While you’re right that how hard someone works doesn’t determine their pay, how much money someone brings in at best loosely correlates to their pay as well. I think a lot of people have dissonance there as well, thinking “well surely if it’s not how hard the work is, it’s how much value they bring in!” But no, all that matters from a business perspective is that the sum of all paychecks is less than is needed to make a profit. It’s all about the cost of replacement, or how much money it would take to hire the next best chef you can find. It’s the supply demand curve of “how many chefs are looking for work” vs “how many people want to hire them”. If there are many more people who want to be chefs than there are slots for chefs, they can easily end up working for many times less than they bring in to the business.
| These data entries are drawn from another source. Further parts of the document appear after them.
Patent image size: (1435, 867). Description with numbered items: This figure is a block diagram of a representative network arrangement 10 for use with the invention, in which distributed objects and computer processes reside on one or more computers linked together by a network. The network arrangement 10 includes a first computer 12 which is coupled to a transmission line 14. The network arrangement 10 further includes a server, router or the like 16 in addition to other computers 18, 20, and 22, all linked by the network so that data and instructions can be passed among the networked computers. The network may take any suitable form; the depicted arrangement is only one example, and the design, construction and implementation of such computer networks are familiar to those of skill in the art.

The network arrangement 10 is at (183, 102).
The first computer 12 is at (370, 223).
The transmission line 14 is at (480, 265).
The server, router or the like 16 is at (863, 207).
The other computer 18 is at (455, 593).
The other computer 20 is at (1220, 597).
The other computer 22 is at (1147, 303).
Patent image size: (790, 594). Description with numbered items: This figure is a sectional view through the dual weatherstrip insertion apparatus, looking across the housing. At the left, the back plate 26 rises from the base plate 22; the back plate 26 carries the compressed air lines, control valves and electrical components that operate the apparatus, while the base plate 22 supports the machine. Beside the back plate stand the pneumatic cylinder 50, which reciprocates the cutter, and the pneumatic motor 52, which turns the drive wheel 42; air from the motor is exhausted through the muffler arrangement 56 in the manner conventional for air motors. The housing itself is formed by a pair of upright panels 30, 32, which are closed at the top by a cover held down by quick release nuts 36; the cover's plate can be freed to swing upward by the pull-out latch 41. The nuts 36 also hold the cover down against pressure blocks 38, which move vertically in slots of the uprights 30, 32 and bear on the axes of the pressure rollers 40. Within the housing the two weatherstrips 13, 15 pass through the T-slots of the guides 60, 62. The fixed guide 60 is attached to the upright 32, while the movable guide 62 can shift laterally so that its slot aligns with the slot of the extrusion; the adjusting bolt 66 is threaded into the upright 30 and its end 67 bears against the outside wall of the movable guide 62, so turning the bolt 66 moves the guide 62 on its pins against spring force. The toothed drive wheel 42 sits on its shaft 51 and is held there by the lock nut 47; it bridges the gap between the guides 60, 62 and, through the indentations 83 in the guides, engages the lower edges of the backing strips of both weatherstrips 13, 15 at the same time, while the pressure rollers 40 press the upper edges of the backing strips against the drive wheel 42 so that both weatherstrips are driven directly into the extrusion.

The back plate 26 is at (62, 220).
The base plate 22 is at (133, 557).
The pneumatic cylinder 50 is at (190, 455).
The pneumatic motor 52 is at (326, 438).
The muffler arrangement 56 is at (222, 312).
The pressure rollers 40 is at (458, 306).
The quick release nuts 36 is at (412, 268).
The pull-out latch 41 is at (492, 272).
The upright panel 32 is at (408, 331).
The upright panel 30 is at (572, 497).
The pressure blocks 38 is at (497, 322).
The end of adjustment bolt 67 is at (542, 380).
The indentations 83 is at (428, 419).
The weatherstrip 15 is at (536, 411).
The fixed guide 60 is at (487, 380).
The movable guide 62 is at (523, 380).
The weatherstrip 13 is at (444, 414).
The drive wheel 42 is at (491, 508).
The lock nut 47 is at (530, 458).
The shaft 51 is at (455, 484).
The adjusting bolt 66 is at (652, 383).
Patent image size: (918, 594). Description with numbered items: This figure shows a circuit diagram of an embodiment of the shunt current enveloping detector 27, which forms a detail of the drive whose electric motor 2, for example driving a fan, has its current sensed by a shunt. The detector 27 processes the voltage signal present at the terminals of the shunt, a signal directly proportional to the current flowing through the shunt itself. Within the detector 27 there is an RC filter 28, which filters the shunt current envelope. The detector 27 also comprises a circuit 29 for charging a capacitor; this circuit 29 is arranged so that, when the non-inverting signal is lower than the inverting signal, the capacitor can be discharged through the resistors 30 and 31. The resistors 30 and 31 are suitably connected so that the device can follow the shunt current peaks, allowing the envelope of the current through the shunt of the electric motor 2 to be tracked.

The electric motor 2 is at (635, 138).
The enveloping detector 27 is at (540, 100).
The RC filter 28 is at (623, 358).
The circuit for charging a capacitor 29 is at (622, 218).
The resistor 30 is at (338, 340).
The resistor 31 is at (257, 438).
In theory sure, but in practice the internal complexity of organizations leave plenty of room for obfuscating that ideal. Throw in nepotism, favoritism, corruption, and an inflated valuation of upper management roles and you've got plenty of jobs that pay well past what they "bring in", which is itself nebulously defined at best, especially in white collar industries. Hell I know some companies that would've been better off just axing some of their c-level suite.
I totally agree but do think it's true in terms of averages and probably true more often than not that a given individual falls within the range. After all, you can't have an industry-wide average for most roles that's higher than the value they bring in. There's also a myriad of roles that don't produce directly and are either supportive, compliance, or simply unnecessary.